Link

End-to-End Encryption

Table of contents

  1. What does it mean?
  2. How does End-to-End Encryption work in BSafes?

What does it mean?

End-to-End Encryption means no one between Alice and Bob could know the content of their communication. In above illustration, the thick black line means encrypted data between Alice and Bob from end to end.

Without End-to-End Encryption, service provider in the middle(e.g. Google, Evernote, Onenote) could know the content exchaged between Alice & Bob. In above illustration, there are 2 thick black lines,one between Alice & service provider, another one between service provider & Bob. Even though data is encrypted between Alice and service provider, likewise, encrypted between service provider and Bob, the service provider decrypts and can see the data in plain text.

Most service providers claim Encryption at Rest, which means they decrypt users data, process(e.g. index), then encrypt users data again before storing them in database or storage. Therefore, they know content of users data.

How does End-to-End Encryption work in BSafes?

A member creates a member key (Km) on the memeber’s device when he or she joins a BSafes account, the key is only known by the member and is never sent to the cloud. The member’s device also automatically generates a public key (Kp) and private key (Kv) pair. The device then encrypt the private key (Kv) with the member key (Km). The encrypted private key (eKv), together with the public key (Kp) are sent to BSafes server and stored in BSafes database.

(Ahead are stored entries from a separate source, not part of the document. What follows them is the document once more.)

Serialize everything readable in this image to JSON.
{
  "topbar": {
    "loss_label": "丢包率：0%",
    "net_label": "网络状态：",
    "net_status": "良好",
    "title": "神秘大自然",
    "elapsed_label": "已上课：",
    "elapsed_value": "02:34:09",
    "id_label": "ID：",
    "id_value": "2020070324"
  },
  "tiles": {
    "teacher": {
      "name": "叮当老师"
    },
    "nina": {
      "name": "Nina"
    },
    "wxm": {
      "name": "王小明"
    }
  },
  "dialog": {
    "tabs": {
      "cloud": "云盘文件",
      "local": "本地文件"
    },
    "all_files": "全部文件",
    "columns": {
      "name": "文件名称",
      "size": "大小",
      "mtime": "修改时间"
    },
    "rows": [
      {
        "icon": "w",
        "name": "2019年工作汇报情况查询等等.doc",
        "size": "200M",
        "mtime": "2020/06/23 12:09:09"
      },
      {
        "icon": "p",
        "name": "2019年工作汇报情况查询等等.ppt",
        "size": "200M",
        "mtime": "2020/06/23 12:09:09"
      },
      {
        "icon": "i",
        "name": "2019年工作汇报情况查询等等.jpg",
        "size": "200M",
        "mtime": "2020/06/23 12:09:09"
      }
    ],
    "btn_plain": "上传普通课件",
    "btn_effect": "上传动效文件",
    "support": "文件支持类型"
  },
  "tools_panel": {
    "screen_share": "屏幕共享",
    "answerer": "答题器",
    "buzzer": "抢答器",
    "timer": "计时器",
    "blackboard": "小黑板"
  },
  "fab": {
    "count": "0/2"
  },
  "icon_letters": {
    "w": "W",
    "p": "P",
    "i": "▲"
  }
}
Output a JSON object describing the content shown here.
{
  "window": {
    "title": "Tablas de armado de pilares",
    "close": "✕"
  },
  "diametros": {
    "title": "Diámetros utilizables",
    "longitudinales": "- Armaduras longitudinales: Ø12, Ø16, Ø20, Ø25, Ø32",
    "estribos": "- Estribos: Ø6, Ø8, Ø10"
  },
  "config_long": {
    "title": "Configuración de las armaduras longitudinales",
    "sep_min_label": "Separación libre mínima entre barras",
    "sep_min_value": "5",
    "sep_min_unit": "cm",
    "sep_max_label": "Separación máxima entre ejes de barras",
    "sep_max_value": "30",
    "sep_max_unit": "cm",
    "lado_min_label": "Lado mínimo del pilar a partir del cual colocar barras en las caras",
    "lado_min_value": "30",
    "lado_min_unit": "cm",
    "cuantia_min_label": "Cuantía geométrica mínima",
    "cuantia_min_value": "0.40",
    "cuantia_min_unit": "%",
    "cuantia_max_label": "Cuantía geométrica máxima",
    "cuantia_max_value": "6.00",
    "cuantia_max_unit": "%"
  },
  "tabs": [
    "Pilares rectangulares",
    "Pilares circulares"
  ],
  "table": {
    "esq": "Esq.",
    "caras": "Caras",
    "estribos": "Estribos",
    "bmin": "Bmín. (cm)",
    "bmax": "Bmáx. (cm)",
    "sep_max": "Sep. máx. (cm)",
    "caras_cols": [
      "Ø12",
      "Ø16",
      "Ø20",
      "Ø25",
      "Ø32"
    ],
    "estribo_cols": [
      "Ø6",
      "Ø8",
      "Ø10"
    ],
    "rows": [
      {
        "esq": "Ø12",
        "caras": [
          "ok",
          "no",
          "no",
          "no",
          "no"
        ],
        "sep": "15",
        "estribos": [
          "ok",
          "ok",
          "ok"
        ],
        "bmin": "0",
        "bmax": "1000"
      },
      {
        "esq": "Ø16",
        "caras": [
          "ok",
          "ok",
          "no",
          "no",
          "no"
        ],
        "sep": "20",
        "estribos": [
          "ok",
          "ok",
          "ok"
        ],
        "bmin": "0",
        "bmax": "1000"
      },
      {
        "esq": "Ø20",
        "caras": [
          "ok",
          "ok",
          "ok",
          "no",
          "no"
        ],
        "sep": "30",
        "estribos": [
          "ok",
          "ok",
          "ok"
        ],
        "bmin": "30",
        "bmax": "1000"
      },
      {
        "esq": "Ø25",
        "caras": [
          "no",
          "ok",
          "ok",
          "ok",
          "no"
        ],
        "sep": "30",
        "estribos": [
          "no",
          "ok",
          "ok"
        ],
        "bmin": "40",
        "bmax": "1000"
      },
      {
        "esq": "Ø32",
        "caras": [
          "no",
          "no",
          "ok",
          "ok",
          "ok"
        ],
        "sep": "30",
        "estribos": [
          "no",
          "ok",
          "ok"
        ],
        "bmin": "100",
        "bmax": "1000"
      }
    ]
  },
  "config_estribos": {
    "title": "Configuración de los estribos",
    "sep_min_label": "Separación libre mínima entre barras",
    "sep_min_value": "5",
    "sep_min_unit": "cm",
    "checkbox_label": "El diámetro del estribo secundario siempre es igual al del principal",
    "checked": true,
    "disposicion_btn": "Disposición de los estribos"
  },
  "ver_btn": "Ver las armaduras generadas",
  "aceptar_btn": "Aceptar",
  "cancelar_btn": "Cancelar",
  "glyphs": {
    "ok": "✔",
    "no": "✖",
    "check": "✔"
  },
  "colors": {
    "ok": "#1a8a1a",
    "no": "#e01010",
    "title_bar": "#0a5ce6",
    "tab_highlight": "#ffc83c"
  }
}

BSafes server does not know the member’s private key, becuase BSafes server doesn’t know the member key (Km) to decrypt it.

In a member’s personal workspace, all pages are encrypted with the member key (Km) locally on the device. The device then send the encrypted page data to BSafes server and stored in BSafes database. Again, BSafes server does not know the page content since it doesn’t have the key to decrypt.

When a member (Alice) wants to collaborate with another member (Bob), Alice has to create a team first. When she creates a team, her device automatically creates a team key (Kt). Then the device encrypt the team key (Kt) with Alice’s member key (KmA), the encrypted team key (eKt) is then sent to BSafes server and stored in BSafes database. Again, BSafes server can not decrypt the encrypted team key.

For Alice, the next step is to add Bob to the team. When Alice adds Bob to the team, her device asks for Bob’s public key (KpB) from BSafes server. After the device receives Bob’s public key (KpB), it encrypts the team key (Kt) with Bob’s public key (KpB), then the enrypted team key (eKt) is sent to BSafes server and stored in BSafes database.

For Bob to access the team, his device would ask for the encrypted team key (eKt) from BSafes server. After receiving the encrypted team key, the device then decrypt the encrypted team key (eKt) with Bob’s private key (KvB) and get the team key (Kt).

All pages in a team workspace are encrypted with the team key (Kt), team members Alice and Bob now have the team key (Kt), they could edit and exchange pages with the team key. BSafes server can not decrypt the pages in a team workspace since it does not have the team key (kt).